Господин двинулся, покачиваясь на ходу и крепко цепляясь длинными белыми пальцами за перила лестницы, а швейцар, посмотрев ему вслед, пока он не скрылся на повороте лестницы, почесал себе бритую щеку, произнес неопределенно «м-м!» и сел на свой стул около дверей, засунув руки в рукава мундира и равнодушно позевывая. А господин взошел на лестницу и очутился перед широкой аркой, пышно драпированной тяжелыми складками темно-коричневой материи. Из этих складок, прямо под нос вошедшему, вынырнула маленькая, почтительно изогнутая фигурка официанта, сделала в воздухе ловкий вольт салфеткой и вежливо прошипела:
— Что прикажете?..
— Кабинет.
— Пожалте!
Помахивая салфеткой и бесшумно двигая по полу ногами, официант привел гостя к маленькой двери, распахнул ее, посторонился и, неподвижно остановившись у косяка, ясно изобразил на своем лице полную готовность к услугам, изогнувшись немного вперед и подставив гостю правое ухо.

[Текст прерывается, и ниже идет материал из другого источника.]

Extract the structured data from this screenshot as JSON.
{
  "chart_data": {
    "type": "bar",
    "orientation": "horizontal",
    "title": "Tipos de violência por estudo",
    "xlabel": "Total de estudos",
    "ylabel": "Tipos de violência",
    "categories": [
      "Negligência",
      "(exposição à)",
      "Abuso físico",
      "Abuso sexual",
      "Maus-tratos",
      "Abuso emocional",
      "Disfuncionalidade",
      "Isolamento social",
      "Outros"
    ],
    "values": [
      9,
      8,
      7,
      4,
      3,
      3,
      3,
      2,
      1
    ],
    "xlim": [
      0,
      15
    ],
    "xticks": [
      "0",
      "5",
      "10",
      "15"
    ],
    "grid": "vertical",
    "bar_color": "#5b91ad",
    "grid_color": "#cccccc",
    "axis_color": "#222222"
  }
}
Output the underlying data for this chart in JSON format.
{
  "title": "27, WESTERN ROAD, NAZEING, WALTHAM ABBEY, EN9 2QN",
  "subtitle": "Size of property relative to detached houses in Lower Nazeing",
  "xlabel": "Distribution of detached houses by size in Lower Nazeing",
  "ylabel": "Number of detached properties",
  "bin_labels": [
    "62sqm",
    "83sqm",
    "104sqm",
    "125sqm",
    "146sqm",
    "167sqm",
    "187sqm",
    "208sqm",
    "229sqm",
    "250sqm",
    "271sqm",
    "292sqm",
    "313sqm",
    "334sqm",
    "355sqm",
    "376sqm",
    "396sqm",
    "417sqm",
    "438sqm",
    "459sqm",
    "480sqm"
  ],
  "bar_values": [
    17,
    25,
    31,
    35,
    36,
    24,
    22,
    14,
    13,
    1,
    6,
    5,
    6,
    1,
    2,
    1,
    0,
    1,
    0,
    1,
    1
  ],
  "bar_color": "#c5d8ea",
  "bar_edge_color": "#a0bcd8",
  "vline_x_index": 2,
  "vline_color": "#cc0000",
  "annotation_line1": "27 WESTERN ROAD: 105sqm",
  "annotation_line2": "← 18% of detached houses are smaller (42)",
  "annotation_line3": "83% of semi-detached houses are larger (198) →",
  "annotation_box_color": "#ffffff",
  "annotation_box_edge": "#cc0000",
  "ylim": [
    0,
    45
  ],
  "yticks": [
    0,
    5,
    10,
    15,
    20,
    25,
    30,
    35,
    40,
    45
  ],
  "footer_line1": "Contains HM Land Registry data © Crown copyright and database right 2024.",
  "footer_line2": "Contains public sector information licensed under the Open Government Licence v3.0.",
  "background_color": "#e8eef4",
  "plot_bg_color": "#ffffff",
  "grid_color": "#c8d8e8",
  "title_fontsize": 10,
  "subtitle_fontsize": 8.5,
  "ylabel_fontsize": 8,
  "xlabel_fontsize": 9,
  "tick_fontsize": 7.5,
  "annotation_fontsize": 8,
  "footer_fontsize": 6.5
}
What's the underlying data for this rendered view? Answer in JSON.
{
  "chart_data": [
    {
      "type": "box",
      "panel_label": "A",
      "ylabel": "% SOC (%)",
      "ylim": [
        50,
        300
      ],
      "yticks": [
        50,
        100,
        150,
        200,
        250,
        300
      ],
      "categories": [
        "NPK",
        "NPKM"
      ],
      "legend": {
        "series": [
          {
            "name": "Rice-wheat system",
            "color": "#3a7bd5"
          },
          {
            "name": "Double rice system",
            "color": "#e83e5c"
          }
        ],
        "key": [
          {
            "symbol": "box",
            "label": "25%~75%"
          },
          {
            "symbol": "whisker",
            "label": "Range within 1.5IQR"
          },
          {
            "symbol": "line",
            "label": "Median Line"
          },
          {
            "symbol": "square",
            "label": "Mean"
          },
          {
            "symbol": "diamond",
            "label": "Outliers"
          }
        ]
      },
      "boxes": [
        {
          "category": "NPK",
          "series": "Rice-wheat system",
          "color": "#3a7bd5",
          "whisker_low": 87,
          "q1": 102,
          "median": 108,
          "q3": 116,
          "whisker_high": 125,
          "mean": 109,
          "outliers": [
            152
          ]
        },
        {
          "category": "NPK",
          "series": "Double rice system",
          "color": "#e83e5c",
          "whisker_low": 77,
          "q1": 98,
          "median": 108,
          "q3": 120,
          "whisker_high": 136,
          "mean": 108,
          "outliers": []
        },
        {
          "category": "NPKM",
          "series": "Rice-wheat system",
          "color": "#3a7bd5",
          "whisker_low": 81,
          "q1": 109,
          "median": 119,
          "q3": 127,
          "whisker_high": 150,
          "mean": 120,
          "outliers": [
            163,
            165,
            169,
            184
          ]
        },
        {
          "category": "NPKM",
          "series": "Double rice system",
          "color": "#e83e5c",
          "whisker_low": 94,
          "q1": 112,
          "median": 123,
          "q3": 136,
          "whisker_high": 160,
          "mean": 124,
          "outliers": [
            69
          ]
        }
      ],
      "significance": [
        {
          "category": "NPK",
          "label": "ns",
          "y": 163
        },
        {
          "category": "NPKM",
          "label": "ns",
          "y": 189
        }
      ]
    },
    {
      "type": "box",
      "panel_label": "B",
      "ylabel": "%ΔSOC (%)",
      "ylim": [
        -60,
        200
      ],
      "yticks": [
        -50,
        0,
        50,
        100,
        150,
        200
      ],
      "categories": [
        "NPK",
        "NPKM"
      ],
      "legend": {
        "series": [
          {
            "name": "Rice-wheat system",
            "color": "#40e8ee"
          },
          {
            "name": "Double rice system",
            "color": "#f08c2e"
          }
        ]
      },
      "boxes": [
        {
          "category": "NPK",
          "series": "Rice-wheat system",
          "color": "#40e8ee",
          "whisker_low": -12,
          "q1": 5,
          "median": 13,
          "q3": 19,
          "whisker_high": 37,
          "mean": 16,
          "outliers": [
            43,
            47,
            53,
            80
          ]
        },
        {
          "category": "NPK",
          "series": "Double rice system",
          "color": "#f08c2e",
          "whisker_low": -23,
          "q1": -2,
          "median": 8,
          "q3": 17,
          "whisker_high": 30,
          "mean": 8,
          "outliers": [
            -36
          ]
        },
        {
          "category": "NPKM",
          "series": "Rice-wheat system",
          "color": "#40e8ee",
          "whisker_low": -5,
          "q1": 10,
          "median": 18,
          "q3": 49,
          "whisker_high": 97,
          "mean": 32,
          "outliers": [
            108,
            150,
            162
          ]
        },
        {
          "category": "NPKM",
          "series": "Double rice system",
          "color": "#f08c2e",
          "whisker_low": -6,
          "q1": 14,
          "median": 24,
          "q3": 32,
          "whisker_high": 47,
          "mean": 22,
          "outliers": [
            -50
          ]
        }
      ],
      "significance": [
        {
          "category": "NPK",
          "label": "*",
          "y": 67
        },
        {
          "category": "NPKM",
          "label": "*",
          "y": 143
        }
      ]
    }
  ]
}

— Ну… дайте мне чего-нибудь… Коньяку, например… апельсинов и вообще фрукт.
— Сию минуту! Коньяку — как прикажете, с лимонадом? сельтерской? или только с лимоном?
— А, чёрт! — внезапно раздражился господин. — Чего вы пристали ко мне? Ну? Всего дайте! Всего — сельтерской, лимонаду…
Лакей извинился и исчез. Гость вскинул на нос пенсне и, засунув руки в карманы брюк, стал ходить по кабинету, нервно покусывая усы и с гримасой пренебрежения осматривая кабинет. Это была маленькая, оклеенная темными обоями комнатка, пять шагов в ширину и семь в длину; в ней стоял широкий и мягкий диван, перед ним стоял стол, три кресла, в простенке между окон зеркало, по обеим сторонам его мягкие стулья, на стенах несколько рам с радужными пятнами… И всё это вместе, потертое и дрянненькое, создавало вокруг себя свою атмосферу, всё более раздражавшую гостя.